Kültür-Sanat

Benan Bilek’in ilk romanı raflarda yerini aldı

Abone Ol

Edebiyat dünyasında 3. kitabı ile yerini alan Benan Bilek, Alsancak sokaklarındaki yaşanmışlıklardan yola çıkarak bu kez ilk romanı olan Punta; Bir Meyhanenin Romanı ile okuyucusunun karşısına çıktı.

Alsancak Mülkiyeliler Birliği Lokali’nde dostlarının davetli olduğu bir gecede yeni kitabını imzalayan Benan Bilek, lezzet dolu, müzik dolu romanının bazı bölümlerinin sonundaki QR kodlarla PUNTA müzikleri ile de okuyucusuna sürprizler yaşatıyor.

Bilek, üstelik kitabın sonundaki yemek tarifleri ile de Punta lezzetlerini okuyucuları ile buluşturuyor.  

Alsancak'ta bir kadının meyhanesi Punta. Asuman'ın. Seksenli yılların sonunda . Punta şehir kadının günlük sıkıntılarını unuttukları bir mekan gibi görünse de, müdavimlerinden hanendesine, şefinden saz heyetine, orada var olmaya çalışanların farkında olmadan geçmişle hesaplaştıkları bir yuva. Güvenli alan.

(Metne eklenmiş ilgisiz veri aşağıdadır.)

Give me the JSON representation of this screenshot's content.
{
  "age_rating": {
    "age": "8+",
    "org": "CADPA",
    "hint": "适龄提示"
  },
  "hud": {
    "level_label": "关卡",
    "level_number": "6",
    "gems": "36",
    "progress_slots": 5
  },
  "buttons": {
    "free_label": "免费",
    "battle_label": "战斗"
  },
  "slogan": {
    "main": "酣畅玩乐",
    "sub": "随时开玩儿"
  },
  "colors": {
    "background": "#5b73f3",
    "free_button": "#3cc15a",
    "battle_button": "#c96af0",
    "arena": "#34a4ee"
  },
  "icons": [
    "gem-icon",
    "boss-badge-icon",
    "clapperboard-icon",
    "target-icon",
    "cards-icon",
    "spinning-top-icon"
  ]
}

Katre, Selda, Leto, Gamze, Pelin, Asuman, azıcık George, Ecir, Halim ve bir sürü hayat sizi bekliyor Punta'da.

Punta; Bir Meyhanenin Romanı, Benan Bilek’in üçüncü kitabı. Geçtiğimiz yıl yayınlanan Gece Tuşları öykü kitabından sonra bu kez farklı hayatlara değindiği bir romanla çıkıyor karşımıza.

Kitabın arka kapağında dilbilimci ve yazar Hakan Akdoğan’ın imzası var. Akdoğan kitabın sürprizlerini gizli tutarak şöyle yorum yapmış: “Varoluş sıkıntılarıyla baş etmeye çalışanlar, bir sihirbaz arketipi, bir masum arketipi, annesini öldürmek isteyen bir Elektra, geçmişin yükünü sırtından atamayan bir Sisyphos, Odipal kompleks soslu erkekler, Asuman, Ecir ve diğerleri. Geçmişin tortularıyla geleceğin arasında sıkışan insanların tekinsizliği.Kavranamayan hayat, belleğin zorlanma hali. Mekânın psikolojisi.

Punta hepimizin evi. Kendimizden bile sakladıklarımızın ayan beyan olduğu bilinçaltı. Yediğimiz, içtiğimiz, sevdiğimiz, sevildiğimiz, korunaklı hissettiğimiz yer. Benan Bilek, yazısını psikolojiyle, sosyolojiyle, felsefeyle güçlendiriyor. Üstelik Punta'daki mezelerin tarifleriyle, orada çalan müziklerin bağlantılarıyla ilginç bir kolajın eşliğinde. Hem de hüzün içinde bile bize kahkahalar attıran bir üslupla.”